Deep Reinforcement Learning (DRL) enables us to design controllers for complex tasks with a deep learning approach. It allows us to design controllers that are otherwise cumbersome to design with conventional control methodologies. Often, an objective for RL is binary in nature. However, exploring in environments with sparse rewards is a problem in RL, and finding positive reward becomes exponentially more difficult with increased environment complexity. For this project, our objective is to design an RL based controller for the landing of a quadcopter on inclined surfaces. Landing is defined as reaching these inclined surfaces with reasonable speed, such that no damage is done to either the quadcopter or the surface to land on upon impact.
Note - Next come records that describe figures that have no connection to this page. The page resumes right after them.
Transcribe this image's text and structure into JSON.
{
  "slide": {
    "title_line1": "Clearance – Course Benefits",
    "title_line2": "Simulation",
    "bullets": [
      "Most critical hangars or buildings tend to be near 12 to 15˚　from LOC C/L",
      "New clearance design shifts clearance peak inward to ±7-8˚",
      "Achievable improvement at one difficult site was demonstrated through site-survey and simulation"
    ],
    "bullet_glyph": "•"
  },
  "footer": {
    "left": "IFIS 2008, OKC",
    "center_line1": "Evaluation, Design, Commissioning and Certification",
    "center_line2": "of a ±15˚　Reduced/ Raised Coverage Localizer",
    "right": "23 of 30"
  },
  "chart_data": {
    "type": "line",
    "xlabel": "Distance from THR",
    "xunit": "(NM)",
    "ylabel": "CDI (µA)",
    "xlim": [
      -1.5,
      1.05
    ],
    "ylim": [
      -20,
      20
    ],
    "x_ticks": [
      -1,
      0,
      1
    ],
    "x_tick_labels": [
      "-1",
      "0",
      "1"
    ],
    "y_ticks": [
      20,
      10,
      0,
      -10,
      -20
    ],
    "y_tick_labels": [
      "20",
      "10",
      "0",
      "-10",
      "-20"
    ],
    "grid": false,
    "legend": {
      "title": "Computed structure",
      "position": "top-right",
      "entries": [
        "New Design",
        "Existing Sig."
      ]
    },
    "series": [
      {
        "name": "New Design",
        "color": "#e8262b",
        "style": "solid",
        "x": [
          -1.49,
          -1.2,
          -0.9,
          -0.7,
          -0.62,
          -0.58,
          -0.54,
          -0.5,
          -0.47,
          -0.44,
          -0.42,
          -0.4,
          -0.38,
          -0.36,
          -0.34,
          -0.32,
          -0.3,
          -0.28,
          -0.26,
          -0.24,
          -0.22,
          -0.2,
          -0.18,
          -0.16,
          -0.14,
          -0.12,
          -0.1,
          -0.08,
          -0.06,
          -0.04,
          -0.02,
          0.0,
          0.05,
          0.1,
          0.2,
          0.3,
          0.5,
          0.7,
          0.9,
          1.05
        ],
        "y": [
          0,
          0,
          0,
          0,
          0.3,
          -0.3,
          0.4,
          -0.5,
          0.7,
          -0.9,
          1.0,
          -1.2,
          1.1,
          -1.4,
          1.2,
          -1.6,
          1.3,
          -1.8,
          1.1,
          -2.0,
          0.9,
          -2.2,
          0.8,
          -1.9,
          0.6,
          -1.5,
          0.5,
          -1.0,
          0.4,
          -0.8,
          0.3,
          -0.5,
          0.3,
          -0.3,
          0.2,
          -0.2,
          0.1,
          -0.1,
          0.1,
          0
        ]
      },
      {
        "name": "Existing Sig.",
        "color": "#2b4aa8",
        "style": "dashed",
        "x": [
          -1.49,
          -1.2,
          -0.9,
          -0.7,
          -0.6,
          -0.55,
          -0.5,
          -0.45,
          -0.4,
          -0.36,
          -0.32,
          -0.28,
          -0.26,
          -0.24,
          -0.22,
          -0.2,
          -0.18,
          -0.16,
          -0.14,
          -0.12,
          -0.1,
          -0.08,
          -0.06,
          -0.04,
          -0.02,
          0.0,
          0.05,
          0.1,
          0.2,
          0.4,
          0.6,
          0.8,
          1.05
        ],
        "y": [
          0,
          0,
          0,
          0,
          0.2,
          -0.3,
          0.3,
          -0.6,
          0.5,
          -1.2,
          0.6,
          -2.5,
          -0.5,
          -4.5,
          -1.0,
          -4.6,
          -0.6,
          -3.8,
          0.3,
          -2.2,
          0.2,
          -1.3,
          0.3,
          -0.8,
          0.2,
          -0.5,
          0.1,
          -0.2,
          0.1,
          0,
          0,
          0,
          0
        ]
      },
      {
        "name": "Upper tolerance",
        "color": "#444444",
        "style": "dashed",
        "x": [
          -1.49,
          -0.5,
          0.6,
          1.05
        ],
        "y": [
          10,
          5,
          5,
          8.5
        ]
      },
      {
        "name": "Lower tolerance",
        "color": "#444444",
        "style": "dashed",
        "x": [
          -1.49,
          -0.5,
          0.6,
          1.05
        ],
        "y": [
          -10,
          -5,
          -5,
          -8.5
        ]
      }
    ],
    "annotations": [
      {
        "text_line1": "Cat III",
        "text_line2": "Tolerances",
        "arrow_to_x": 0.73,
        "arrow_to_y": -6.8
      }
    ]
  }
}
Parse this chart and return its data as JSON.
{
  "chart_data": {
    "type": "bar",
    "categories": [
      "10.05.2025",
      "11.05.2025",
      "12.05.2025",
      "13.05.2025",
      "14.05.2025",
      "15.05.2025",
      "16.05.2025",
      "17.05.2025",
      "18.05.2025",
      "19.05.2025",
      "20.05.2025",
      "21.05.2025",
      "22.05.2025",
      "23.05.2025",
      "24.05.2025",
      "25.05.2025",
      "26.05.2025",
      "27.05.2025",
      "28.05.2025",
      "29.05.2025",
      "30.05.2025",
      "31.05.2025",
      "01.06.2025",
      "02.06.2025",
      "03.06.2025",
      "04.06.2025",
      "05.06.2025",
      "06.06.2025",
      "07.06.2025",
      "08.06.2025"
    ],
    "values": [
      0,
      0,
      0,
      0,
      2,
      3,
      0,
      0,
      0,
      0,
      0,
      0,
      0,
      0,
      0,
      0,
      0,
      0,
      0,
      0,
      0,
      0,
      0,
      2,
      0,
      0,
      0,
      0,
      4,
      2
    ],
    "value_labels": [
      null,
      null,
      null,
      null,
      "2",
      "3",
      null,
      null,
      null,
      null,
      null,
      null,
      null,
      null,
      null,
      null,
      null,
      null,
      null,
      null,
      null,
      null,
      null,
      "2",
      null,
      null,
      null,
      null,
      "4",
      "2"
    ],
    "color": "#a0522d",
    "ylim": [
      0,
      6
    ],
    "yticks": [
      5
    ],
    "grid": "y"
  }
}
We aim to use a binary reward for this task. We use methods to aid exploration in sparse reward environments, namely Hindsight Experience Replay (HER), and non-optimized demonstrations. HER can resample goals from the demonstrator data and the policy rollouts. The resampling of goals is done by considering a portion of the visited states during policy rollouts as the intended goals. The demonstrations are non-optimized in the sense that the demonstrations do not follow the same objective as ours. We consider demonstrations valid if these demonstrations are obtained from arbitrary stable policies. Our results show that the RL system does generalize to other goals when using HER and demonstrations. The demonstrations are not imitated as were to happen in pure imitation learning. HER, on the other hand, enabled us to receive reward in our complex environment, while also allowing us to experience multiple goals in one policy rollout. We found that lack of HER and demonstrations were not able to overcome the problems of exploration in sparse reward environments. We found that landing a quadcopter on inclined surfaces using an RL controller is feasible. Our trajectories clearly showed a swinging motion which in theory should be a valid control strategy for this problem. This swinging motion results in dead spots with the quadcopter being in a state with a minimal translational and rotational velocities under a relatively large angle. Further research is needed to increase the accuracy and robustness of our RL based controller.